具体的には以下のように行動を分解することができます。
- 起きる
- アラームを止める
- 立ち上がる
- リビングまで来る
- 朝ごはんを食べる
- 顔を洗う
- 歯磨きをする
- 着替えを用意する
- 着替える
- 脱いだパジャマを洗面所に持って行く
- トイレに行く
- 持ち物を確認する
- 家を出る
このように、「家を出る」というゴールに向かって必要な行動を一つ一つに分解して伝えることで、朝からテキパキ動けない繊細な子も「それならできる!」と思い、行動に移しやすくなります。
このとき最初に、「○○ちゃん」と優しい声と笑顔で名前を呼んで、間を取りながら伝えることも大事です。
例えば、「〇〇ちゃん、顔を洗おうね」「〇〇ちゃん、歯磨きをしようね」という形です。

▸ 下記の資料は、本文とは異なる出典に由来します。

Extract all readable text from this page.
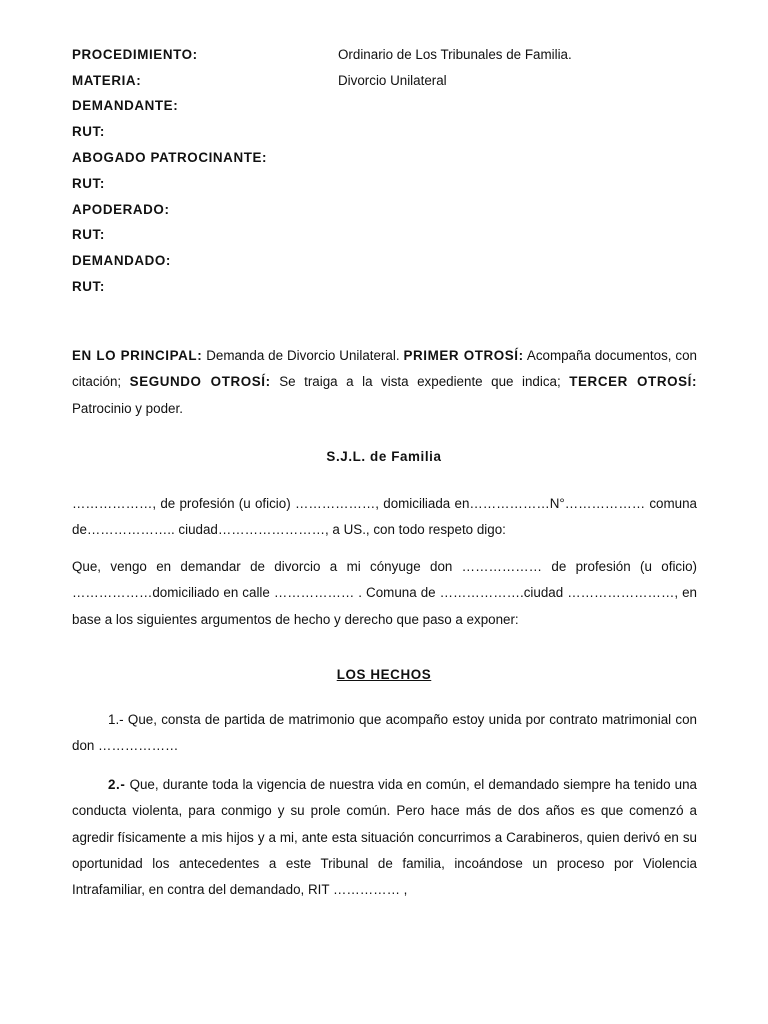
PROCEDIMIENTO:	Ordinario de Los Tribunales de Familia.
MATERIA:	Divorcio Unilateral
DEMANDANTE:
RUT:
ABOGADO PATROCINANTE:
RUT:
APODERADO:
RUT:
DEMANDADO:
RUT:
EN LO PRINCIPAL: Demanda de Divorcio Unilateral. PRIMER OTROSÍ: Acompaña documentos, con citación; SEGUNDO OTROSÍ: Se traiga a la vista expediente que indica; TERCER OTROSÍ: Patrocinio y poder.
S.J.L. de Familia
………………, de profesión (u oficio) ………………, domiciliada en………………N°……………… comuna de……………….. ciudad……………………, a US., con todo respeto digo:
Que, vengo en demandar de divorcio a mi cónyuge don ……………… de profesión (u oficio) ………………domiciliado en calle ……………… . Comuna de ……………….ciudad ……………………, en base a los siguientes argumentos de hecho y derecho que paso a exponer:
LOS HECHOS
1.- Que, consta de partida de matrimonio que acompaño estoy unida por contrato matrimonial con don ………………
2.- Que, durante toda la vigencia de nuestra vida en común, el demandado siempre ha tenido una conducta violenta, para conmigo y su prole común. Pero hace más de dos años es que comenzó a agredir físicamente a mis hijos y a mi, ante esta situación concurrimos a Carabineros, quien derivó en su oportunidad los antecedentes a este Tribunal de familia, incoándose un proceso por Violencia Intrafamiliar, en contra del demandado, RIT …………… ,
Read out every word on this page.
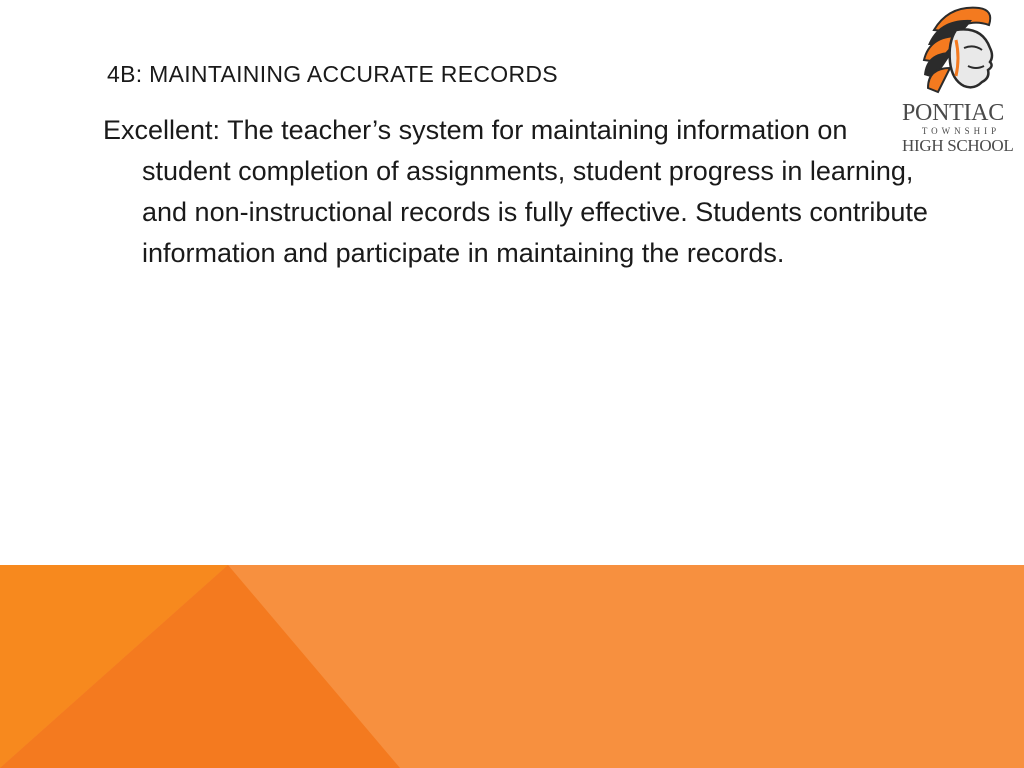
4B: MAINTAINING ACCURATE RECORDS

Excellent: The teacher’s system for maintaining information on student completion of assignments, student progress in learning, and non-instructional records is fully effective. Students contribute information and participate in maintaining the records.

PONTIAC
TOWNSHIP
HIGH SCHOOL
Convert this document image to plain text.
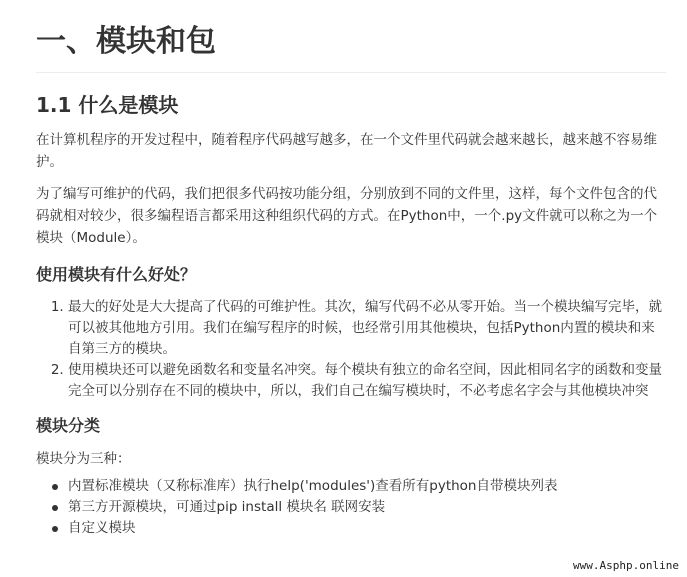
一、模块和包
1.1 什么是模块

在计算机程序的开发过程中，随着程序代码越写越多，在一个文件里代码就会越来越长，越来越不容易维护。

为了编写可维护的代码，我们把很多代码按功能分组，分别放到不同的文件里，这样，每个文件包含的代码就相对较少，很多编程语言都采用这种组织代码的方式。在Python中，一个.py文件就可以称之为一个模块（Module）。

使用模块有什么好处？
1. 最大的好处是大大提高了代码的可维护性。其次，编写代码不必从零开始。当一个模块编写完毕，就可以被其他地方引用。我们在编写程序的时候，也经常引用其他模块，包括Python内置的模块和来自第三方的模块。
2. 使用模块还可以避免函数名和变量名冲突。每个模块有独立的命名空间，因此相同名字的函数和变量完全可以分别存在不同的模块中，所以，我们自己在编写模块时，不必考虑名字会与其他模块冲突
模块分类

模块分为三种：

内置标准模块（又称标准库）执行help('modules')查看所有python自带模块列表
第三方开源模块，可通过pip install 模块名 联网安装
自定义模块
www.Asphp.online
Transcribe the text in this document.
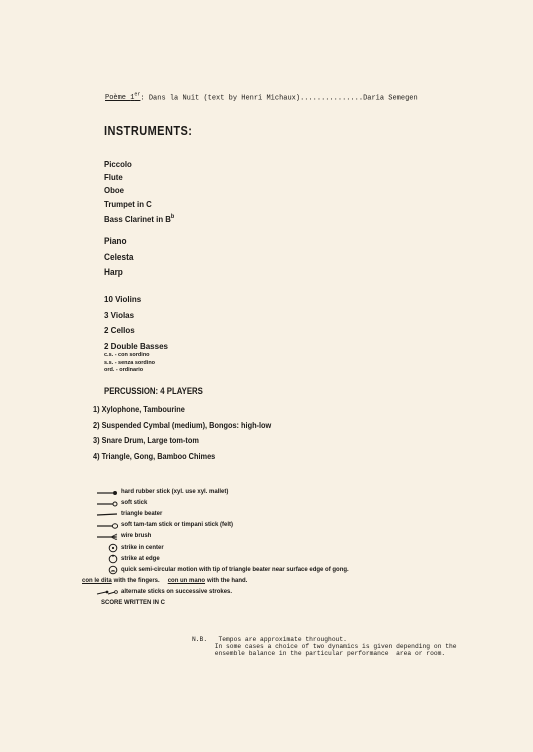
Poème 1er: Dans la Nuit (text by Henri Michaux)...............Daria Semegen
INSTRUMENTS:
Piccolo
Flute
Oboe
Trumpet in C
Bass Clarinet in $B^b$
Piano
Celesta
Harp
10 Violins
3 Violas
2 Cellos
2 Double Basses
c.s. - con sordino
s.s. - senza sordino
ord. - ordinario
PERCUSSION: 4 PLAYERS
1) Xylophone, Tambourine
2) Suspended Cymbal (medium), Bongos: high-low
3) Snare Drum, Large tom-tom
4) Triangle, Gong, Bamboo Chimes
hard rubber stick (xyl. use xyl. mallet)
soft stick
triangle beater
soft tam-tam stick or timpani stick (felt)
wire brush
strike in center
strike at edge
quick semi-circular motion with tip of triangle beater near surface edge of gong.
con le dita with the fingers. con un mano with the hand.
alternate sticks on successive strokes.
SCORE WRITTEN IN C
N.B. Tempos are approximate throughout.
In some cases a choice of two dynamics is given depending on the
ensemble balance in the particular performance  area or room.
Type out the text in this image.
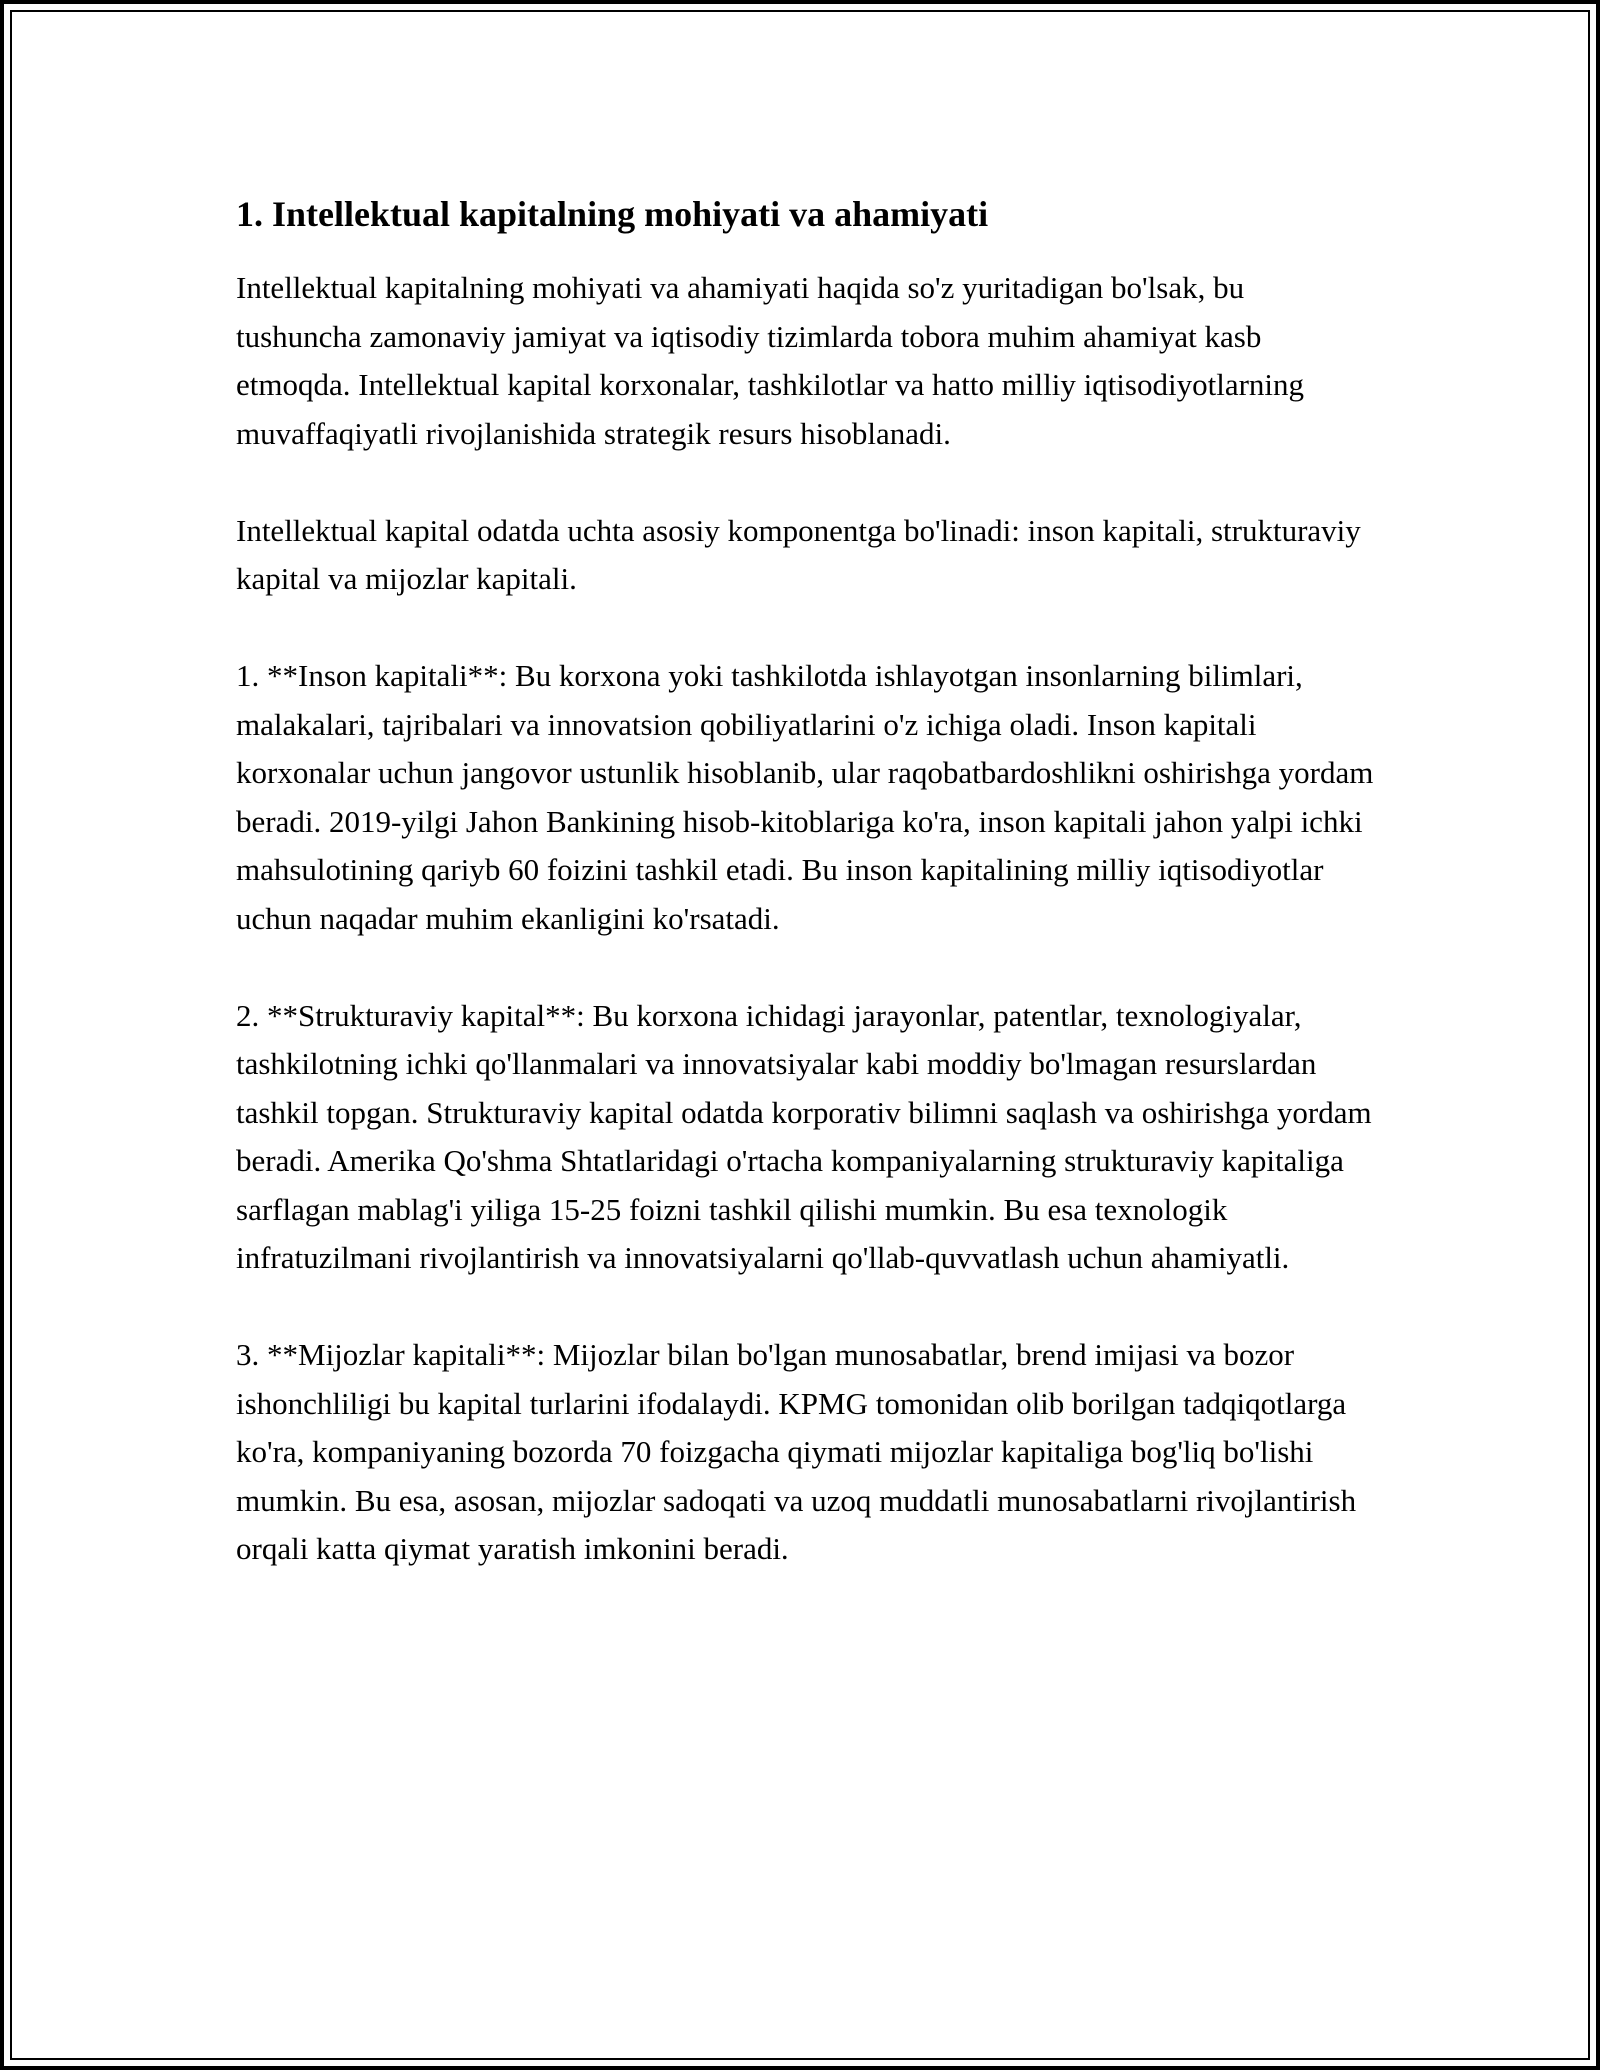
1. Intellektual kapitalning mohiyati va ahamiyati

Intellektual kapitalning mohiyati va ahamiyati haqida so'z yuritadigan bo'lsak, bu tushuncha zamonaviy jamiyat va iqtisodiy tizimlarda tobora muhim ahamiyat kasb etmoqda. Intellektual kapital korxonalar, tashkilotlar va hatto milliy iqtisodiyotlarning muvaffaqiyatli rivojlanishida strategik resurs hisoblanadi.

Intellektual kapital odatda uchta asosiy komponentga bo'linadi: inson kapitali, strukturaviy kapital va mijozlar kapitali.

1. **Inson kapitali**: Bu korxona yoki tashkilotda ishlayotgan insonlarning bilimlari, malakalari, tajribalari va innovatsion qobiliyatlarini o'z ichiga oladi. Inson kapitali korxonalar uchun jangovor ustunlik hisoblanib, ular raqobatbardoshlikni oshirishga yordam beradi. 2019-yilgi Jahon Bankining hisob-kitoblariga ko'ra, inson kapitali jahon yalpi ichki mahsulotining qariyb 60 foizini tashkil etadi. Bu inson kapitalining milliy iqtisodiyotlar uchun naqadar muhim ekanligini ko'rsatadi.

2. **Strukturaviy kapital**: Bu korxona ichidagi jarayonlar, patentlar, texnologiyalar, tashkilotning ichki qo'llanmalari va innovatsiyalar kabi moddiy bo'lmagan resurslardan tashkil topgan. Strukturaviy kapital odatda korporativ bilimni saqlash va oshirishga yordam beradi. Amerika Qo'shma Shtatlaridagi o'rtacha kompaniyalarning strukturaviy kapitaliga sarflagan mablag'i yiliga 15-25 foizni tashkil qilishi mumkin. Bu esa texnologik infratuzilmani rivojlantirish va innovatsiyalarni qo'llab-quvvatlash uchun ahamiyatli.

3. **Mijozlar kapitali**: Mijozlar bilan bo'lgan munosabatlar, brend imijasi va bozor ishonchliligi bu kapital turlarini ifodalaydi. KPMG tomonidan olib borilgan tadqiqotlarga ko'ra, kompaniyaning bozorda 70 foizgacha qiymati mijozlar kapitaliga bog'liq bo'lishi mumkin. Bu esa, asosan, mijozlar sadoqati va uzoq muddatli munosabatlarni rivojlantirish orqali katta qiymat yaratish imkonini beradi.
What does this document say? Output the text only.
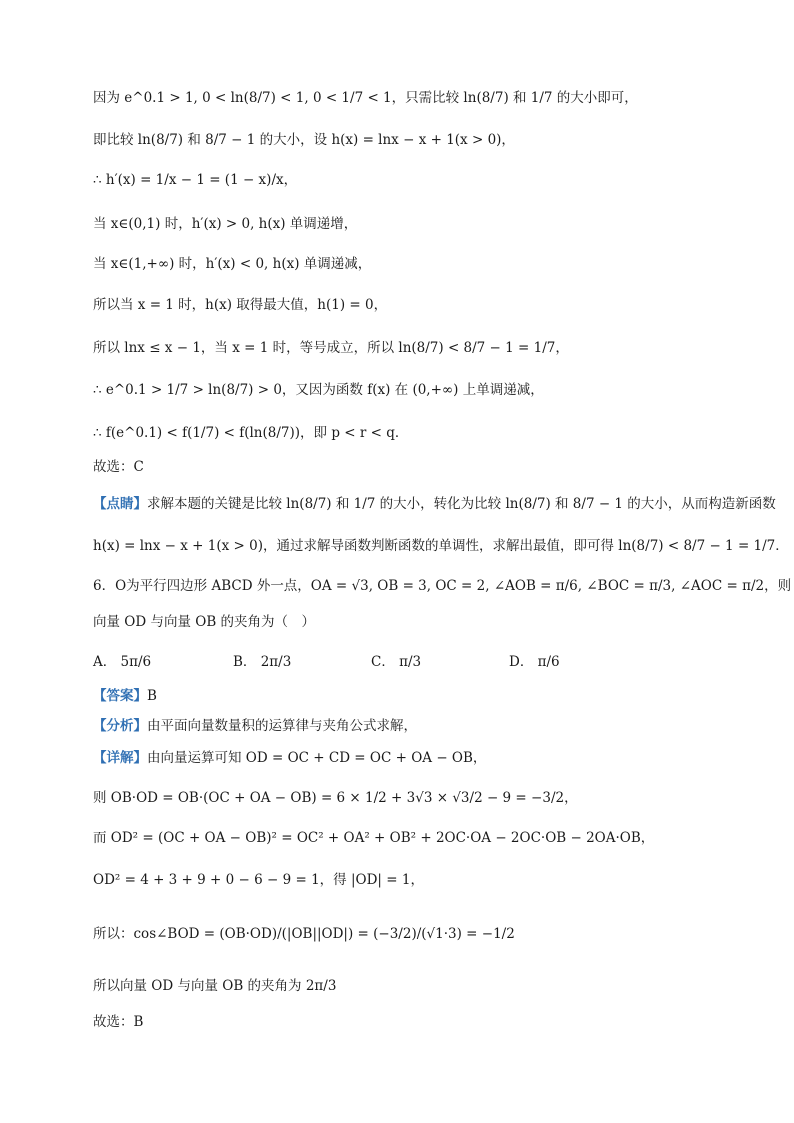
因为 e^0.1 > 1, 0 < ln(8/7) < 1, 0 < 1/7 < 1，只需比较 ln(8/7) 和 1/7 的大小即可，
即比较 ln(8/7) 和 8/7 − 1 的大小，设 h(x) = lnx − x + 1(x > 0)，
∴ h′(x) = 1/x − 1 = (1 − x)/x，
当 x∈(0,1) 时，h′(x) > 0, h(x) 单调递增，
当 x∈(1,+∞) 时，h′(x) < 0, h(x) 单调递减，
所以当 x = 1 时，h(x) 取得最大值，h(1) = 0，
所以 lnx ≤ x − 1，当 x = 1 时，等号成立，所以 ln(8/7) < 8/7 − 1 = 1/7，
∴ e^0.1 > 1/7 > ln(8/7) > 0，又因为函数 f(x) 在 (0,+∞) 上单调递减，
∴ f(e^0.1) < f(1/7) < f(ln(8/7))，即 p < r < q．
故选：C
【点睛】求解本题的关键是比较 ln(8/7) 和 1/7 的大小，转化为比较 ln(8/7) 和 8/7 − 1 的大小，从而构造新函数
h(x) = lnx − x + 1(x > 0)，通过求解导函数判断函数的单调性，求解出最值，即可得 ln(8/7) < 8/7 − 1 = 1/7．
6．O为平行四边形 ABCD 外一点，OA = √3, OB = 3, OC = 2, ∠AOB = π/6, ∠BOC = π/3, ∠AOC = π/2，则
向量 OD 与向量 OB 的夹角为（　）
A． 5π/6	B． 2π/3	C． π/3	D． π/6
【答案】B
【分析】由平面向量数量积的运算律与夹角公式求解，
【详解】由向量运算可知 OD = OC + CD = OC + OA − OB，
则 OB·OD = OB·(OC + OA − OB) = 6 × 1/2 + 3√3 × √3/2 − 9 = −3/2，
而 OD² = (OC + OA − OB)² = OC² + OA² + OB² + 2OC·OA − 2OC·OB − 2OA·OB，
OD² = 4 + 3 + 9 + 0 − 6 − 9 = 1，得 |OD| = 1，
所以：cos∠BOD = (OB·OD)/(|OB||OD|) = (−3/2)/(√1·3) = −1/2
所以向量 OD 与向量 OB 的夹角为 2π/3
故选：B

紙やホワイトボードに書いて、毎朝子どもがそれを見れば動けるようにしておくのも良いですね。
4.一日の始まりはママも子どもも笑顔でスタート!
朝が苦手な子どもにとっては、起きてから家を出るまでの準備は決して楽しいものではありません。
学校に行くことが楽しみ!と思えていないお子さんであればなおさらです。
本人が乗り気ではない行動に対して、「早く準備して!」「間に合わないよ!」とママのイライラが伝わってしまう言い方では、さらに行動する意欲が失せてしまいます。
細かく分解して伝えることで繊細な子どももスムーズに動いてくれるので、ママもイライラせずに済みます。
一日の始まりがママも子どもも笑顔で過ごせるように、「行動を分解する」という一手間を惜しまずにやってみてくださいね。